Provenance takes place in the same timeline and gets the right balance of interesting story and oddly alien views of the universe.
I also dabbled with some series starters, including Vernor Vinge’s A Fire Upon the Deep, Blindsight by Peter Watts, and We are Legion from Dennis E. Taylor, all of which I enjoyed… just not enough to carry on to the next book. I tore though the last there quickly, it being something that would have appealed greatly to 13 year old me. However, at least check, I am no longer 13.
I also picked up the latest installment in John Scalzi’s Old Man’s War series, The Shattering Peace, which reminded of both why I like his work and why I like it in small doses. I did not go back and pick up the rest of the series… okay, I did go re-read Old Man’s War, just to get in the mood, but that only reminded me how silly the whole thing gets.

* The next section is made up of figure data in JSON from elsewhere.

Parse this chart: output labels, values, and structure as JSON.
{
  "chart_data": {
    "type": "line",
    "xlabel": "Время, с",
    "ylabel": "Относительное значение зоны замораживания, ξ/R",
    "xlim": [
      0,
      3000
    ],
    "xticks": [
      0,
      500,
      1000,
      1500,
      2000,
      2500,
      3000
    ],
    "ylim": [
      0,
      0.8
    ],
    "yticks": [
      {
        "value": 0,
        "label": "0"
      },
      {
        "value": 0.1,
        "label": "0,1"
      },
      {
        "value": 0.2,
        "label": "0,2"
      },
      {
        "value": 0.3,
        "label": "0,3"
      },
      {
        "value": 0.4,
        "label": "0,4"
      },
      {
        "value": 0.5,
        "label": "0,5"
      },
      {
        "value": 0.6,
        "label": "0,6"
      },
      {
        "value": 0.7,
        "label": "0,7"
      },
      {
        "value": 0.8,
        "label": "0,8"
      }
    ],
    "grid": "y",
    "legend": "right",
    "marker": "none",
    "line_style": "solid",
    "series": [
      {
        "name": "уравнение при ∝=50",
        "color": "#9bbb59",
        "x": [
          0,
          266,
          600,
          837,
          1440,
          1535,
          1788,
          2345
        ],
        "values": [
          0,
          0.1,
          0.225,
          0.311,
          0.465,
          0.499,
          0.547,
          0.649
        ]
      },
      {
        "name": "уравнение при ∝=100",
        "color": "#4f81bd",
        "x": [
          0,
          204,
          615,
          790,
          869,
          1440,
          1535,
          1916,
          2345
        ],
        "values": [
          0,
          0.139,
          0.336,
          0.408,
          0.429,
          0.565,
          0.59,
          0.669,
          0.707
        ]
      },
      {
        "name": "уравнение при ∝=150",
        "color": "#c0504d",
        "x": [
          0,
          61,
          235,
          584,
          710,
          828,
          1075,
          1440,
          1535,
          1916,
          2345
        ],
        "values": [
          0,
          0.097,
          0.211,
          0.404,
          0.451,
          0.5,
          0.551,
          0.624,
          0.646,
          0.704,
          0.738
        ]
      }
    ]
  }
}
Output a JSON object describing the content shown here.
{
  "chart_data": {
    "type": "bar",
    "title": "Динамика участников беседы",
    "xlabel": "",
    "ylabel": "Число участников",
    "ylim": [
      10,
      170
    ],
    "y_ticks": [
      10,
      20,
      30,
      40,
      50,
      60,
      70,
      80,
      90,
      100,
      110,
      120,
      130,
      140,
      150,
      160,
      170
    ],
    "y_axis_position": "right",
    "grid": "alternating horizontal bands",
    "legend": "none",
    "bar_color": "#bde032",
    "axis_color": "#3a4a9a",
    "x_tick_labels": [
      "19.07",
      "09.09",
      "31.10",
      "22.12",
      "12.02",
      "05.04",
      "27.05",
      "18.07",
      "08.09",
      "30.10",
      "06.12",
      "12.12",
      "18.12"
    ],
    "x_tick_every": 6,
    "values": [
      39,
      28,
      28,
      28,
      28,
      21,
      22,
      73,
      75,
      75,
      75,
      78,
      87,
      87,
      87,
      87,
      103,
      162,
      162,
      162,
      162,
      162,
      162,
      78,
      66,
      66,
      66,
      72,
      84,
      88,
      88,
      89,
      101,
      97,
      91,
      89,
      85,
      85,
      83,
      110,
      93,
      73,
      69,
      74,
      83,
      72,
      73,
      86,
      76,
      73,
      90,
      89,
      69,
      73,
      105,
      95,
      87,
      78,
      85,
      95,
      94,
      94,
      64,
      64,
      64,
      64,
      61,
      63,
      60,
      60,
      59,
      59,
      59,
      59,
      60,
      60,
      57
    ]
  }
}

I also picked up a couple classics to re-read, including Joe Haldeman’s The Forever War and Kurt Vonnetgut’s Slaughterhouse Five.
- War… War Never Changes
I also dug out some military history, which is something I can happily dive into. The best on the list this year was The Allure of Battle by Cathal J. Nolan, which is a study of the cult of the decisive battle, which tempts smaller powers to take on larger neighbors with the idea that a huge opening blow will win them the war… and how that generally fails to work out.
On the list was Rick Atkinson’s The Day of Battle, the second in his three part exploration of the US Army and its fight in Europe, which focuses primarily on the fighting in Sicily and Italy and how the army evolved around that struggle.
Then I turned to more modern history… modern to me at least… with Robert Mason’s Chickenhawk, about being a US Army helicopter pilot in the First Cavalry Division in Vietnam and one of the better, more readable descriptions of the war. I read it when it first came out and have long since recalled where he was when I was reading about the war from other perspectives. He, like a number of other chroniclers of the war mentioned Bernard Fall’s Street Without Joy, which I picked up as a follow on. Published in 1961, which explored the French experience in the First Indochina War between 1946 and 1954, many of the mistakes of which would be repeated by the US.
- A Year Gone By
There were obviously some other titles I read, including The Book of Ratings, the revised 2024 edition, by Lore Sjoberg, based on the series from the Brunching Shuttlecocks back at the turn of the century. That became book back in 2002. I have a copy of that on my bookshelf. Lore went back and did an annotated version of the book in 2025, which I now own in Kindle format… and was also my shortest and least shelved title of the year. I think I knocked it out in an evening on the couch.
Of course, if you’re dying to see the full list, there is my full list of books logged over at Good Reads. I kind of came up dry once I wrapped up Street Without Joy, my last title of the year, so I am not sure where I will start when the new year begins.